Gemeinsam mit der Global Initiative Against Transnational Organized Crime (GI-TOC) veröffentlicht die Hanns-Seidel-Stiftung am 24. Februar 2022 eine umfassende Studie zu den Aufständen und der terroristischen Bedrohungslage in Cabo Delgado, Mosambik. Während die aktuellen Entwicklungen in Mali und der Sahel-Region noch nicht mit denen im Norden Mosambiks vergleichbar sind, zeigt die eskalierende Situation in West-Afrika doch, wie wichtig ein präzises Verständnis über Konflikte auf dem afrikanischen Kontinent ist.

Neue Studie über die Terrorgruppe im Norden Mosambiks

Der detailreiche Bericht in englischer Sprache liefert wichtige Fakten, um Spekulationen und bisweilen offener Desinformation, die zu falschen Narrativen führen, entgegenzuwirken und formuliert konkrete Handlungsempfehlungen, so fasst Hanns-Bühler, Projektleiter der Hanns-Seidel-Stiftung im südlichen Afrika, die Ergebnisse zusammen.
Ein umfassendes Verständnis über die komplexe Ausgangslage ist Voraussetzung, um einen möglichen Flächenbrand zu verhindern und auf die ausgelöste humanitäre Katastrophe mit mehr als 700.000 Vertriebenen und über 3.500 Toten im Norden Mosambiks reagieren zu können.
Die Studie analysiert die Zusammenhänge zwischen Terrorismus und Organisierter Kriminalität, die gegenwärtige Stärke und Zusammensetzung der Aufständischen und die regionalen Sicherheitsimplikationen mit einem speziellen Fokus auf Südafrika.

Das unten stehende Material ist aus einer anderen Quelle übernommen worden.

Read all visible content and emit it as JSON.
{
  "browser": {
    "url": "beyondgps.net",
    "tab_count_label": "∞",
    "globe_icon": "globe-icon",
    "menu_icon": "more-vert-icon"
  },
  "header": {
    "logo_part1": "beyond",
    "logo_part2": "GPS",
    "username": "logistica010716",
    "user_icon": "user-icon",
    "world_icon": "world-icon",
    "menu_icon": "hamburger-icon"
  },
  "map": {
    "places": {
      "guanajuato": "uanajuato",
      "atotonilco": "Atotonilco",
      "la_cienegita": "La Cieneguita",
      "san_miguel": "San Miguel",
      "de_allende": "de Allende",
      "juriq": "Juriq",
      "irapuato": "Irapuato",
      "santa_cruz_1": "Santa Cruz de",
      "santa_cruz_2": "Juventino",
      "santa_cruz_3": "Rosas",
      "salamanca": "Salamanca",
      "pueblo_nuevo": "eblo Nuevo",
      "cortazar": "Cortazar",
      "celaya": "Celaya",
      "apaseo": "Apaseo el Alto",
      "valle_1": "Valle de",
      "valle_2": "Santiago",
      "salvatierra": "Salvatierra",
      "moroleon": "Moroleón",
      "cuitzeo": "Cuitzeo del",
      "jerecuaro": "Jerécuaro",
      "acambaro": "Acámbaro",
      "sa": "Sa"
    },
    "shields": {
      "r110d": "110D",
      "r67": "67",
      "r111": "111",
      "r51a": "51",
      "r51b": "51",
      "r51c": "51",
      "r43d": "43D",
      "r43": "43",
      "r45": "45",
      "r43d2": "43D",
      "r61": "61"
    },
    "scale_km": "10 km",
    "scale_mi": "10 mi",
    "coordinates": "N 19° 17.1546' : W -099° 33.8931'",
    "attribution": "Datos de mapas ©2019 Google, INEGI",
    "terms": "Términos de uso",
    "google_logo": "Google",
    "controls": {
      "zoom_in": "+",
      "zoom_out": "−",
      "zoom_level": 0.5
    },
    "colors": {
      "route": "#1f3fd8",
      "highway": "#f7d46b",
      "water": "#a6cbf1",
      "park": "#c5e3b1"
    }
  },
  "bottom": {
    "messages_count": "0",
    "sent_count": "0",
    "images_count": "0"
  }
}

Übersicht über Anschläge und Opfer: Die Vereinten Nationen berichten von über 1 Million Menschen, die aufgrund der Aufstände und Attentate unter Nahrungsmittelmangel leidet. Mehr als 3.500 Menschen sind im Zuge der Anschläge bisher ums Leben gekommen. Etwa Über 700.000 Menschen wurden aus von ihrem Zuhause vertrieben.

Übersicht über Anschläge und Opfer: Die Vereinten Nationen berichten von über 1 Million Menschen, die aufgrund der Aufstände und Attentate unter Nahrungsmittelmangel leidet. Mehr als 3.500 Menschen sind im Zuge der Anschläge bisher ums Leben gekommen. Etwa Über 700.000 Menschen wurden aus von ihrem Zuhause vertrieben.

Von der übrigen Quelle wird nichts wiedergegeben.